Wednesday, November 22, 2006

Normal life.

None of us have talked about the weekend. There were looks amongst us this afternoon, and I thought I saw Angela smile about it, but no one wanted to start that conversation. They both kept on like it was Friday.

I had a call from my history teacher to ask if I was going back to school. She admitted that her boss wants me back to improve their grade average, but she said she misses me in her classes – because I made them more fun to teach. I don't remember them being fun.

I don’t see myself returning to that life either. I’ve no longer any interest in filling my life with information as though it will give me answers. My father clearly pursued knowledge to the point of delusion – Angela still lives there, deeper in than he was, but it’s the same thing. It’s the same thing as believing in god – just because the sentences make sense, it doesn’t mean there’s truth in them. I have a study full of books that babble out words like they’re trying to guess a password, and no doubt my father thought they were the route to wisdom, but it’s all the same act, of insulation against the fear of nothingness. It’s all just taking shelter behind coherence. And in truth the only clarity I’ve had since October is when we ran from the explosion and I didn’t have time or the breath to think. I can’t live my whole life at that speed.

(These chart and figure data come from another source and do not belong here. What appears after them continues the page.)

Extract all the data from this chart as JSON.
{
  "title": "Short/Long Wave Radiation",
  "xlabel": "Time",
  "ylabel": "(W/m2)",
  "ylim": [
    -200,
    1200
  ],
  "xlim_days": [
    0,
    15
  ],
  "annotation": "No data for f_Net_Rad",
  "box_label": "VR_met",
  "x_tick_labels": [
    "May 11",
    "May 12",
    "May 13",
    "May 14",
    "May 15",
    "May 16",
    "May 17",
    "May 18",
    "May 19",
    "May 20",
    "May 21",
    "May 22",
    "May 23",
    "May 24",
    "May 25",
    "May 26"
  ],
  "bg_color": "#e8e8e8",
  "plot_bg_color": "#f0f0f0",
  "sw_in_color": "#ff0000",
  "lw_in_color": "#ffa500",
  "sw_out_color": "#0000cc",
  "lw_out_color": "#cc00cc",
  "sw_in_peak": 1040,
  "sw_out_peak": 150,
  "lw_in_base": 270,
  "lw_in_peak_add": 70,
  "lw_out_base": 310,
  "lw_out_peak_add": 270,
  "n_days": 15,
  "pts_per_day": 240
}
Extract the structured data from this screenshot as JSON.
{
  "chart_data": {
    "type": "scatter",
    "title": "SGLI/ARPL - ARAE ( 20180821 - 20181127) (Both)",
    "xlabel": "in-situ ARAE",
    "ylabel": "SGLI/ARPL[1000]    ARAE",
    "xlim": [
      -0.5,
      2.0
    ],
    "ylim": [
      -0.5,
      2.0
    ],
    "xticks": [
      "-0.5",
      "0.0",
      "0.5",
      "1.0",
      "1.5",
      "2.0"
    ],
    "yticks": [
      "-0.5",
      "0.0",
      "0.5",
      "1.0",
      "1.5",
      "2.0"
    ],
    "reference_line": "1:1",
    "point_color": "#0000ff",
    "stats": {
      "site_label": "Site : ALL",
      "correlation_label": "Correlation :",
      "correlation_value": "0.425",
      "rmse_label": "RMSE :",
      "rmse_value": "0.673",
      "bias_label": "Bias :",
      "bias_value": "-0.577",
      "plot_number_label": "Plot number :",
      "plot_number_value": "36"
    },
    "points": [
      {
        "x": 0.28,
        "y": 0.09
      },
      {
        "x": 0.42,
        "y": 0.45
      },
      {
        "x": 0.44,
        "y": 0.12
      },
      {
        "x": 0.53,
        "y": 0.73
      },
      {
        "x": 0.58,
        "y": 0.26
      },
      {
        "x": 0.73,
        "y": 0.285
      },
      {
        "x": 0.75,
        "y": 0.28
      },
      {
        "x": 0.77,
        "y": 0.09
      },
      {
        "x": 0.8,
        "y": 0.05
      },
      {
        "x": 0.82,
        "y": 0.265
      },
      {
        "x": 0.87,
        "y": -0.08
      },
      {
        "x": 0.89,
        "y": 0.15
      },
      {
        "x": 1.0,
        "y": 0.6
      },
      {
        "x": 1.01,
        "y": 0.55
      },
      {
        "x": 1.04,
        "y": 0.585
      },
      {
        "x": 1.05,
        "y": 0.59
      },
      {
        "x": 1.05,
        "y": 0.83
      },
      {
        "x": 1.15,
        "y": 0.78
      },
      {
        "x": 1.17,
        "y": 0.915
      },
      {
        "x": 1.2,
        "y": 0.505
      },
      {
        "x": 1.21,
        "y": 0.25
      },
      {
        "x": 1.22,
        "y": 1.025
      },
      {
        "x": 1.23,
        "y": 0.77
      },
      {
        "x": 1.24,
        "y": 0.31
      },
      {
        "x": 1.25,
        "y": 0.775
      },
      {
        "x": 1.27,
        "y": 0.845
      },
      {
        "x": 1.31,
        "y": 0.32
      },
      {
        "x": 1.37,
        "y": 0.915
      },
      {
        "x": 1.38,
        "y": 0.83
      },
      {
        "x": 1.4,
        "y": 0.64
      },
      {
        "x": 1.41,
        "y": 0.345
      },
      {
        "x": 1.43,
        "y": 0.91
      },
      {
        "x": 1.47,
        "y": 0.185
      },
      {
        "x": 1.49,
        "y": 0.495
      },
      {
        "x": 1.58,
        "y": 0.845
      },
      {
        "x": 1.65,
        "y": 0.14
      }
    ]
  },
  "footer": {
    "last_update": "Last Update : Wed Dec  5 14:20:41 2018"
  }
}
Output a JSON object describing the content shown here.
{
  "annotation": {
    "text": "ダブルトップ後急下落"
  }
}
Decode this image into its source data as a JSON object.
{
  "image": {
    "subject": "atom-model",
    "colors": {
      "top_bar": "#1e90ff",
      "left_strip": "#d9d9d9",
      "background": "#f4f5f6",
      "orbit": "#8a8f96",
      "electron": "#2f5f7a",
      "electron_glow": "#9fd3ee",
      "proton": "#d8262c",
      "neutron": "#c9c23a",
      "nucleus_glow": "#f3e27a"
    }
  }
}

Angela has taken hold of a cause for optimism, since I told her again about the will, which states the study specifically because, in her theory, the study was supposed to remain invisible beyond my father’s lifetime. The will was written to prompt me to look for the study, but the fact that it is visible suggests a mishap. She apologised for the glibness of the word mishap, but not for being so happy that she’d figured this out. She’s convinced a spell backfired to cause a zone of neutralisation; there are such things as dampening spells, she says. And all this means her demon need not be lost forever.

I know she’s insane, but I like to hear her talk about these things. It’s nice that she believes in what I can’t.